Ramucirumab Plus Docetaxel Shows Phase II Activity in Gastric Cancer

Key Takeaways
- The combination was associated with measurable activity, with disease control reported in nearly three quarters of patients.
- The findings came from a multicenter, single-arm phase II trial of 35 patients who were refractory or intolerant to primary treatment.
- Grade 3 or higher febrile neutropenia was among adverse events seen in more than 10% of patients, and no further cases were reported after the protocol amendment allowing primary G-CSF prophylaxis during the study period.
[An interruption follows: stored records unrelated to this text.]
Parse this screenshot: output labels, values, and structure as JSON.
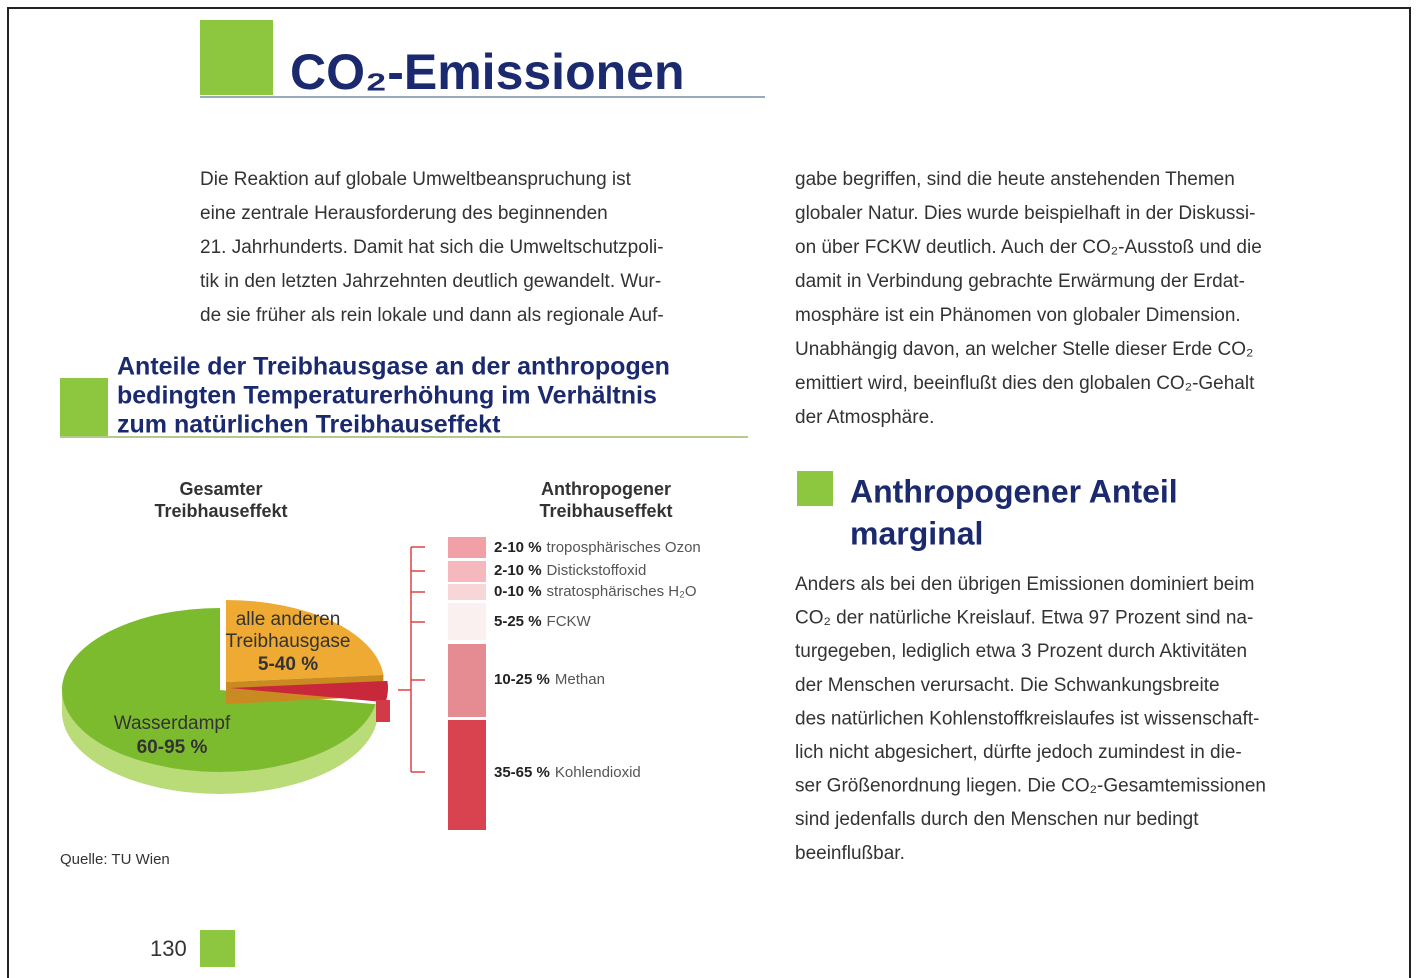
{
  "header": {
    "title": "CO₂-Emissionen"
  },
  "intro": {
    "left_lines": [
      "Die Reaktion auf globale Umweltbeanspruchung ist",
      "eine zentrale Herausforderung des beginnenden",
      "21. Jahrhunderts. Damit hat sich die Umweltschutzpoli-",
      "tik in den letzten Jahrzehnten deutlich gewandelt. Wur-",
      "de sie früher als rein lokale und dann als regionale Auf-"
    ],
    "right_lines": [
      "gabe begriffen, sind die heute anstehenden Themen",
      "globaler Natur. Dies wurde beispielhaft in der Diskussi-",
      "on über FCKW deutlich. Auch der CO₂-Ausstoß und die",
      "damit in Verbindung gebrachte Erwärmung der Erdat-",
      "mosphäre ist ein Phänomen von globaler Dimension.",
      "Unabhängig davon, an welcher Stelle dieser Erde CO₂",
      "emittiert wird, beeinflußt dies den globalen CO₂-Gehalt",
      "der Atmosphäre."
    ]
  },
  "figure": {
    "title_lines": [
      "Anteile der Treibhausgase an der anthropogen",
      "bedingten Temperaturerhöhung im Verhältnis",
      "zum natürlichen Treibhauseffekt"
    ],
    "left_label_lines": [
      "Gesamter",
      "Treibhauseffekt"
    ],
    "right_label_lines": [
      "Anthropogener",
      "Treibhauseffekt"
    ],
    "pie": {
      "slices": [
        {
          "label_lines": [
            "alle anderen",
            "Treibhausgase"
          ],
          "range": "5-40 %"
        },
        {
          "label_lines": [
            "Wasserdampf"
          ],
          "range": "60-95 %"
        }
      ]
    },
    "bar": {
      "segments": [
        {
          "range": "2-10 %",
          "name": "troposphärisches Ozon"
        },
        {
          "range": "2-10 %",
          "name": "Distickstoffoxid"
        },
        {
          "range": "0-10 %",
          "name": "stratosphärisches H₂O"
        },
        {
          "range": "5-25 %",
          "name": "FCKW"
        },
        {
          "range": "10-25 %",
          "name": "Methan"
        },
        {
          "range": "35-65 %",
          "name": "Kohlendioxid"
        }
      ]
    },
    "source": "Quelle: TU Wien"
  },
  "section": {
    "title_lines": [
      "Anthropogener Anteil",
      "marginal"
    ],
    "lines": [
      "Anders als bei den übrigen Emissionen dominiert beim",
      "CO₂ der natürliche Kreislauf. Etwa 97 Prozent sind na-",
      "turgegeben, lediglich etwa 3 Prozent durch Aktivitäten",
      "der Menschen verursacht. Die Schwankungsbreite",
      "des natürlichen Kohlenstoffkreislaufes ist wissenschaft-",
      "lich nicht abgesichert, dürfte jedoch zumindest in  die-",
      "ser Größenordnung liegen. Die CO₂-Gesamtemissionen",
      "sind jedenfalls durch den Menschen nur bedingt",
      "beeinflußbar."
    ]
  },
  "footer": {
    "page_number": 130
  }
}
This multicenter, single-arm phase II trial enrolled patients with advanced gastric cancer who were refractory or intolerant to primary treatment. Patients received ramucirumab 8 mg/kg on days 1 and 15 plus docetaxel 60 mg/m2 on day 1 of a 28-day cycle. The schedule paired twice-monthly ramucirumab with day-1 docetaxel throughout each 28-day treatment cycle. Overall response rate was the primary endpoint, while progression-free survival, overall survival, relative dose intensity, and safety were secondary endpoints. The final efficacy and safety analysis included 35 patients.
In the final analysis, overall response rate was 25.7% with a 90% CI of 14.1 to 40.6, and disease control rate was 74.3%. The 90% CI for disease control was 59.4 to 85.9 in the 35-patient cohort. Median progression-free survival was 3.1 months with a 95% CI of 2.1 to 4.2. Median overall survival was 11.5 months with a 95% CI of 9.2 to 13.9. These findings completed the efficacy profile within the study's single-arm design and remained descriptive rather than comparative.
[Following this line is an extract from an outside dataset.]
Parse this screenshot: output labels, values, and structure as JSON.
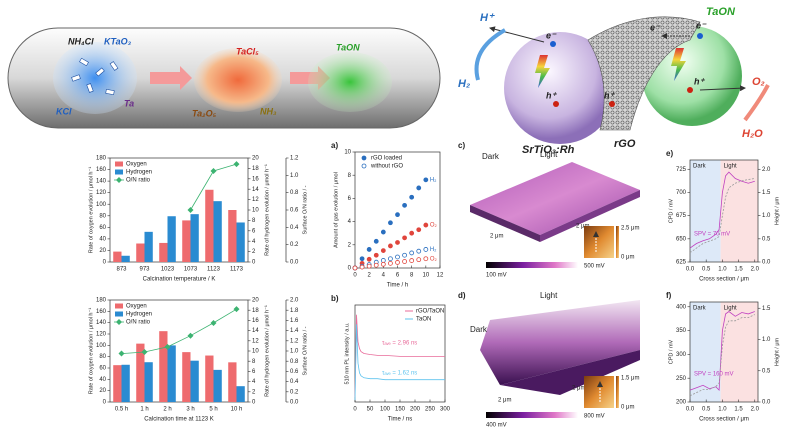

Grade 3 or higher neutropenia, leucopenia, febrile neutropenia, hypertension, and anorexia each occurred in more than 10% of patients. During the study, the protocol was amended to allow primary G-CSF prophylaxis during the study period. No incident febrile neutropenia was reported after that amendment. Peripheral sensory neuropathy occurred in 65.7% across all grades, and no grade 3 or higher cases were observed. Febrile neutropenia nevertheless remained the central cautionary feature in the regimen's safety profile overall.
Investigators characterized the combination as showing some efficacy in advanced gastric cancer in this setting. They also indicated it might be considered as a second-line option, while continuing to emphasize caution about febrile neutropenia. That interpretation was tempered by the reported febrile neutropenia signal and the broader hematologic toxicity pattern seen during treatment. The interpretation remained limited to this regimen and the enrolled study population. Reported activity and safety concerns remained closely linked in the study's closing message.